Positioning herself somewhere between these two sets of articles is Melanie Reid in the The Times who throws everything but the kitchen sink into the blender and sets it to turbo, without really coming up with a coherent solution, but at least asking some of the right questions:
- Melanie Reid
"At what point do we start to look at legalisation as an exit strategy in a war we cannot win? Is it possible to turn drugs into a health rather than a crime issue? Or should we blame Britain's excess of tolerance for turning it into one of the most drug-blighted countries in Europe? As one leading expert, Neil McKeganey, of Glasgow University, puts it, at what point do we stop regarding illegal drug use as human right, and start seeing drugs as a destructive social cancer?
These are uncomfortable questions for both the Left and the Right but it is time we started asking them. We have to accept that this is no longer an argument about drug availability; this is about the existence of a drug culture that has spread to every corner of society. The poor old police can plug away at reducing supply until they are exhausted, but they cannot begin to address something that undermines them at every turn."

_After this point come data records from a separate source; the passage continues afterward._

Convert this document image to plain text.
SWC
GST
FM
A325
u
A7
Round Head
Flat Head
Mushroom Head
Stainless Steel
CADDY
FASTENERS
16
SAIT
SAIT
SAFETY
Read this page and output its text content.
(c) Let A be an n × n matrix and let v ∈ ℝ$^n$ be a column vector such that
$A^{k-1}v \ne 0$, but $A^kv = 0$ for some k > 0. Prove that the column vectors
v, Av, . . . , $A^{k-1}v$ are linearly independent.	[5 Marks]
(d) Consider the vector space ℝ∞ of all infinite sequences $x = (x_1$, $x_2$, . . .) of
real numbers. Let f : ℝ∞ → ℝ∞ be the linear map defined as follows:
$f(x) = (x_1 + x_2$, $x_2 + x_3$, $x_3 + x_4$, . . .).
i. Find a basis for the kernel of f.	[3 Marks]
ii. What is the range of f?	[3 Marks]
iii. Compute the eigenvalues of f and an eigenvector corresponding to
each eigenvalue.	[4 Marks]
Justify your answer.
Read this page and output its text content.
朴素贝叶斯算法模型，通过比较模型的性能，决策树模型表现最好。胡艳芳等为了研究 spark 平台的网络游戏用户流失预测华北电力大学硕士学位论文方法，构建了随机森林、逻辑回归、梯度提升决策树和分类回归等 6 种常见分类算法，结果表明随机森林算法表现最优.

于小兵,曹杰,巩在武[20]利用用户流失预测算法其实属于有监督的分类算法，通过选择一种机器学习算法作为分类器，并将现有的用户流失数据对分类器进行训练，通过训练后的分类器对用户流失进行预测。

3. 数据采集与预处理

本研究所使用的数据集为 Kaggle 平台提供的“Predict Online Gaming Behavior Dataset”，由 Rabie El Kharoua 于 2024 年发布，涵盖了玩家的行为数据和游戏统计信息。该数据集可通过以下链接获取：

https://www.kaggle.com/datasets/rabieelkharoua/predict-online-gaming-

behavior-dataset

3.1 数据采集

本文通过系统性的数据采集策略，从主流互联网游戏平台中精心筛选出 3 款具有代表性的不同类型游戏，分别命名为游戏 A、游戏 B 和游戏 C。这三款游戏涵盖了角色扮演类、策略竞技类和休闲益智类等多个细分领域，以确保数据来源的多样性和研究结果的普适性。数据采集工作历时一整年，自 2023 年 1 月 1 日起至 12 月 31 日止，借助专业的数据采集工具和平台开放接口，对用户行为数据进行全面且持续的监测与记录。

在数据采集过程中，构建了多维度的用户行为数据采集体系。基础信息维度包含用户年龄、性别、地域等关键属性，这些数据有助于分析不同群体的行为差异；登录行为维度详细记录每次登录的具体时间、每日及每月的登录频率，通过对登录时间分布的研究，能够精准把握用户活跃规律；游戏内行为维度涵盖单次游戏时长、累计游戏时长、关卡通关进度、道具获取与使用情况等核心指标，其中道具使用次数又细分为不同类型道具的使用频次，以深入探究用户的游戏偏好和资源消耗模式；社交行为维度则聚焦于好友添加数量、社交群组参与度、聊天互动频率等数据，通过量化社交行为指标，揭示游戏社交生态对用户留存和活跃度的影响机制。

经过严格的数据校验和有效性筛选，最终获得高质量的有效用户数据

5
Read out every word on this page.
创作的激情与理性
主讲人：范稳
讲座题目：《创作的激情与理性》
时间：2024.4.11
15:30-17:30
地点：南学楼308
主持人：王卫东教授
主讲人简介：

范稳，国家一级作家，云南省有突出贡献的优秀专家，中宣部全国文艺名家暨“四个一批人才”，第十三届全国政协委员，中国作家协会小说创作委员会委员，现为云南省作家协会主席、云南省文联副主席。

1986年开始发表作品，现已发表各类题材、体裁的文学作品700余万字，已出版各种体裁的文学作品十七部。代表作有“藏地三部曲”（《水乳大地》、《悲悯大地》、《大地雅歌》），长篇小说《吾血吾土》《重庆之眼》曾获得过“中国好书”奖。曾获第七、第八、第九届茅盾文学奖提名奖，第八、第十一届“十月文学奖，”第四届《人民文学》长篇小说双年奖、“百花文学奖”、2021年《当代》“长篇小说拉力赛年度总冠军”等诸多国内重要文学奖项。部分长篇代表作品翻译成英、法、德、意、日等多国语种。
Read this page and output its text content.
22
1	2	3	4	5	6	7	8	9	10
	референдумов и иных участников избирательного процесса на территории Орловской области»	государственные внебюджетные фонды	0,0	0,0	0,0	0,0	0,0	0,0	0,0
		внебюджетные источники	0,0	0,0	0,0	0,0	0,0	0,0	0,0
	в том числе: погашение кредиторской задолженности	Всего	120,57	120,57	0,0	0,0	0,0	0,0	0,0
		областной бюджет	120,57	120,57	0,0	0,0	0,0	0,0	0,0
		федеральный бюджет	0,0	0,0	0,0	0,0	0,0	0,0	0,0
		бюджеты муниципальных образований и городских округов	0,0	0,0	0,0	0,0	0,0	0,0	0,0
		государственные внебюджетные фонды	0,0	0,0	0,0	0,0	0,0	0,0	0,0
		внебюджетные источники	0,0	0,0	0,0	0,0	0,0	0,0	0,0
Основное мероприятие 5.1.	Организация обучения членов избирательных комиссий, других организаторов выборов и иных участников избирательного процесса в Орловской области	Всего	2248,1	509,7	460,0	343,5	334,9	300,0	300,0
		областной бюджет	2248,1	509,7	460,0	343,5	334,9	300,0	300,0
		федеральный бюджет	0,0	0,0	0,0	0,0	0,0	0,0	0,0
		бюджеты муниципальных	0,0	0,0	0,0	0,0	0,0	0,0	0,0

Family Security Matters , (that carries the Allan Wall piece) "is dedicated to men and women who are seeking answers to the most important question of our time: How to keep our families and our country safe and secure. Here you can find the vital information , the understanding and the solutions you need to conquer fear and combat the enemies who threaten our freedom!"
You wouldn't have expected to see this on their website:
- Allan Wall
"Maybe it’s time that our own leaders look the problem squarely in the eye, and ask if drug prohibition is really the right strategy after all.
The issue recalls another historical parallel – the American prohibition of alcohol from 1920-1933. During alcohol prohibition there were powerful gangsters, such as Al Capone and Bugs Moran, who distributed the prohibited substances, and fought with each other and with the U.S. government.
The argument for legalization is that at least it would take the big money out of the drug trade, and drug addicts could be treated as patients and not as criminals.
Legalization is not a perfect solution. The real solution is that people don’t abuse drugs. But whether you have prohibition, legalization, or something in between, it’s likely that there will always be drug abusers. The trick is to stop these addicts from dragging down the rest of our societies with them."
- Silver Donald Cameron
"In short, the law has essentially made itself irrelevant. If anything, the law benefits the business. To a large extent, the industry is profitable precisely because it is illegal. All entrepreneurs take risks, but if the risks include jail time, only the boldest entrepreneurs will enter the business — and they’ll demand a premium for the extra risk.
The net result of our irrational drug policies is that we enrich the criminals and criminalize ordinary citizens. We control tobacco and alcohol far more effectively than we control any illegal drugs. If those are the results we want, these policies are perfect."